Courtesy Nathan Pitt, Department of Chemistry

Professor Angelos Michaelides has been awarded the Royal Society of Chemistry 2020 Surfaces and Interfaces award for his outstanding contributions towards the understanding of complex aqueous interfaces and the formation of ice at such interfaces.

Angelos has been working on a better molecular-level understanding of water at interfaces, and the formation of ice. He is interested in developing and applying computer simulation approaches to better understand materials and their surfaces, "with the most important substance of all – water – being a particular focus. A better understanding of these issues will be instrumental in the development of innovative solutions to some of the world’s water problems,” he says.

“I am honoured to have won the RSC’s Surfaces and Interfaces Award. It is easy to say and is somewhat of a cliché, but there can be no doubt that this award acknowledges the hard work and dedication of the many excellent students, postdocs and collaborators our research team has had over the last few years.”

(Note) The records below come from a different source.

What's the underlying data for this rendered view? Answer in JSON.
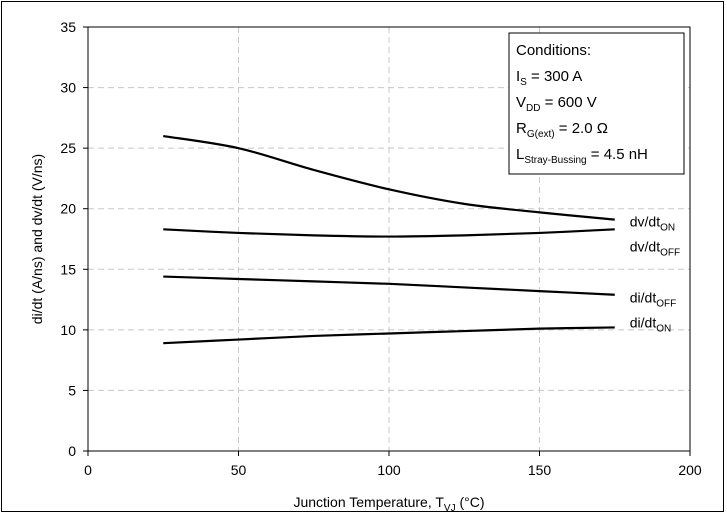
{
  "chart_data": {
    "type": "line",
    "xlabel": {
      "main": "Junction Temperature, T",
      "sub": "VJ",
      "tail": " (°C)"
    },
    "ylabel": "di/dt (A/ns) and dv/dt (V/ns)",
    "xlim": [
      0,
      200
    ],
    "ylim": [
      0,
      35
    ],
    "x_ticks": [
      0,
      50,
      100,
      150,
      200
    ],
    "y_ticks": [
      0,
      5,
      10,
      15,
      20,
      25,
      30,
      35
    ],
    "grid": true,
    "series": [
      {
        "name": "dv/dt",
        "sub": "ON",
        "x": [
          25,
          50,
          75,
          100,
          125,
          150,
          175
        ],
        "y": [
          26.0,
          25.0,
          23.2,
          21.6,
          20.4,
          19.7,
          19.1
        ]
      },
      {
        "name": "dv/dt",
        "sub": "OFF",
        "x": [
          25,
          50,
          75,
          100,
          125,
          150,
          175
        ],
        "y": [
          18.3,
          18.0,
          17.8,
          17.7,
          17.8,
          18.0,
          18.3
        ]
      },
      {
        "name": "di/dt",
        "sub": "OFF",
        "x": [
          25,
          50,
          75,
          100,
          125,
          150,
          175
        ],
        "y": [
          14.4,
          14.2,
          14.0,
          13.8,
          13.5,
          13.2,
          12.9
        ]
      },
      {
        "name": "di/dt",
        "sub": "ON",
        "x": [
          25,
          50,
          75,
          100,
          125,
          150,
          175
        ],
        "y": [
          8.9,
          9.2,
          9.5,
          9.7,
          9.9,
          10.1,
          10.2
        ]
      }
    ],
    "conditions": {
      "title": "Conditions:",
      "lines": [
        {
          "pre": "I",
          "sub": "S",
          "post": " = 300 A"
        },
        {
          "pre": "V",
          "sub": "DD",
          "post": " = 600 V"
        },
        {
          "pre": "R",
          "sub": "G(ext)",
          "post": " = 2.0 Ω"
        },
        {
          "pre": "L",
          "sub": "Stray-Bussing",
          "post": " = 4.5 nH"
        }
      ]
    }
  }
}
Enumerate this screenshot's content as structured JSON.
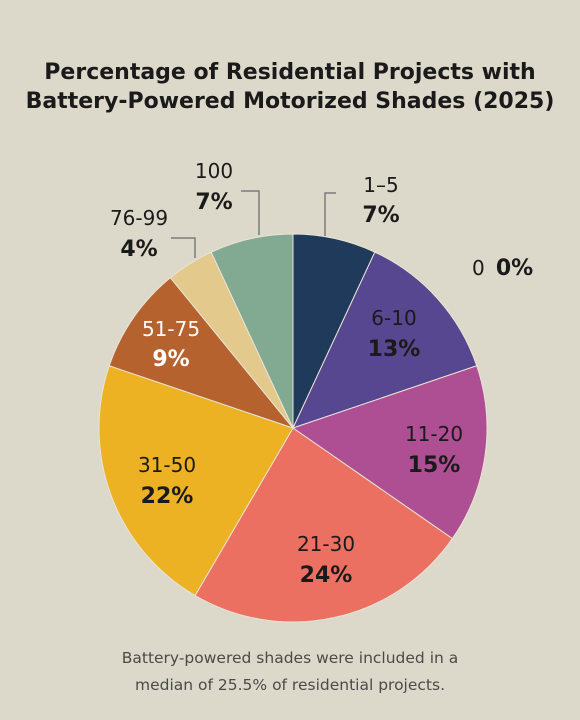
{
  "chart_data": {
    "type": "pie",
    "title_lines": [
      "Percentage of Residential Projects with",
      "Battery-Powered Motorized Shades (2025)"
    ],
    "slices": [
      {
        "label": "1–5",
        "value": 7,
        "display": "7%",
        "color": "#1f3a5a"
      },
      {
        "label": "6-10",
        "value": 13,
        "display": "13%",
        "color": "#574690"
      },
      {
        "label": "11-20",
        "value": 15,
        "display": "15%",
        "color": "#ad4f92"
      },
      {
        "label": "21-30",
        "value": 24,
        "display": "24%",
        "color": "#ec7062"
      },
      {
        "label": "31-50",
        "value": 22,
        "display": "22%",
        "color": "#ecb224"
      },
      {
        "label": "51-75",
        "value": 9,
        "display": "9%",
        "color": "#b6622f"
      },
      {
        "label": "76-99",
        "value": 4,
        "display": "4%",
        "color": "#e3c98b"
      },
      {
        "label": "100",
        "value": 7,
        "display": "7%",
        "color": "#82aa93"
      }
    ],
    "zero_slice": {
      "label": "0",
      "display": "0%"
    },
    "note_lines": [
      "Battery-powered shades were included in a",
      "median of 25.5% of residential projects."
    ]
  }
}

Angelos will be joining the Department in October as the new 1968 Professor of Theoretical Chemistry. The award is based on his research at University College London, which involves the development and application of computer simulation approaches to catalytic and environmental interfaces, aiming at reaching fundamental new understanding of elementary processes at such interfaces. Water is a major focus of this work.

Angelos grew up in Donegal, Ireland, and obtained a PhD from The Queen’s University of Belfast. Following this, he held postdoctoral fellowships in Cambridge and Berlin.  In 2006 he moved to University College London, where he has been a Professor of Theoretical Chemistry since 2009.

Since 2011 Angelos has been Director or Co-Director of the Thomas Young Centre: The London Centre for the Theory and Simulation of Materials, and since 2017 the Director of the Materials and Molecular Modelling Hub. He is also a Deputy Editor of the Journal of Chemical Physics and currently holds the World Record for the “fastest marathon dressed as a scientist (male)”. [Editor's Note: You can find out more about Angelos and his marathon record here].
 
The annual award is given for outstanding and innovative research on the behaviour of chemical systems at surfaces or interfaces. Recipients are chosen by the Faraday Division Awards Committee of the RSC.